Dr Richard C. Woolfson
When a child is bullied, his self-confidence dips, so he’ll find it hard to beat the bully in this frame of mind. The first step in helping to turn things around is to make your child realise that you take him seriously. Remember that it takes a great deal of courage for him to admit that he is being bullied – he may be worried that you’ll think he’s making a big fuss about nothing.
Don’t assume that bullying always involves physical attack. Bullying can take many different forms – verbal attacks, racial harassment, cruel teasing.
There are many ways in which your child can stand up to bullies. But the one method you should never teach is that he should physically fight back. Here’s why:
+ You can never be sure of the bully’s physical potential. Sure, you can teach your child how to swing a punch, or how to wrestle, but you don’t know if the bully is even more skilled – in which case, your child could end up severely beaten.
+ There’s always the danger that an adult or teacher walking by will mistakenly perceive your child to be the aggressor and not the defender. Then he’ll have to explain why he “attacked” one of his peers.
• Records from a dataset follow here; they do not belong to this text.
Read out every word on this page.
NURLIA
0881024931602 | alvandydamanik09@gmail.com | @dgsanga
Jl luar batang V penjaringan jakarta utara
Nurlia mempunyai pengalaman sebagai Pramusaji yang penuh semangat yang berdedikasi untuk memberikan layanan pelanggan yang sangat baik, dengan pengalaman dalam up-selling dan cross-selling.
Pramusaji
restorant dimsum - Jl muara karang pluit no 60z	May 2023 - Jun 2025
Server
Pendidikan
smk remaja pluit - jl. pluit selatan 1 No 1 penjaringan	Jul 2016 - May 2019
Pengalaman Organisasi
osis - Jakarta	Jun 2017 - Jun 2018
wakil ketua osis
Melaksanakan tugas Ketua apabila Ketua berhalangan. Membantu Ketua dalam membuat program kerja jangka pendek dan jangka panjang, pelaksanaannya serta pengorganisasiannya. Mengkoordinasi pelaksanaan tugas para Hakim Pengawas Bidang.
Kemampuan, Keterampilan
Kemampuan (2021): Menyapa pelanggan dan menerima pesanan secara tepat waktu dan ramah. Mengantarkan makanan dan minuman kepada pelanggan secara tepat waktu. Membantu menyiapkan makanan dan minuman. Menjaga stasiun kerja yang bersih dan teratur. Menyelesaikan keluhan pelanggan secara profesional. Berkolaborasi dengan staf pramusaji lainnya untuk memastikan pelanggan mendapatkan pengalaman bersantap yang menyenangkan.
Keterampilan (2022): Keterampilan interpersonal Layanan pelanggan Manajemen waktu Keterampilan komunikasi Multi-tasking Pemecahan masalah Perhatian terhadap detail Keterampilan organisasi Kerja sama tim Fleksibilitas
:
+ There is no guarantee that a momentary overpowering of the bully will stop his tormenting – he could return later with a crowd of his own friends.
There are far more effective ways for your child to be assertive:
1. Walk away. Persuade him to walk away whenever the bully appears to be moving in his direction. “He who walks away lives to fight another day.” Too often, this type of avoidance-strategy is mistakenly construed by the victim as an act of cowardice when it is, in fact, quite sensible. But when he does move out of the line of fire, he should do this slowly, without running.
2. Minimal response. Encourage your child to show as little reaction as possible to the bully’s threats. It’s an old cliché, but the truth is that teasing and bullying often stop eventually when the victim shows indifference. Ignoring verbal and physical threats is difficult, but it can be done – practise this with him at home through role play, if possible.
3. Stick with friends. Tell him to spend as much time as possible in the company of other children. This especially applies to free-play situations either in the school playground or outdoors after school. Bullies pick on children who seem solitary and isolated, so a child standing alone in the school playground is identified as a potential target.
4. Positive body language. Your child probably looks afraid, because he anticipates the bully’s attack. Teach him how to look more assertive and confident – walking with his shoulders held back, his back upright and his eyes looking directly in front of him, not towards the ground. He should also try to look relaxed.
Your child doesn’t have to cope on his own. If bullying occurs in school, talk to his teachers, though do insist that they act discreetly without specifically mentioning your child’s name.
If you already know the bully’s parent well, you could consider having a confidential chat with them about their child’s behaviour.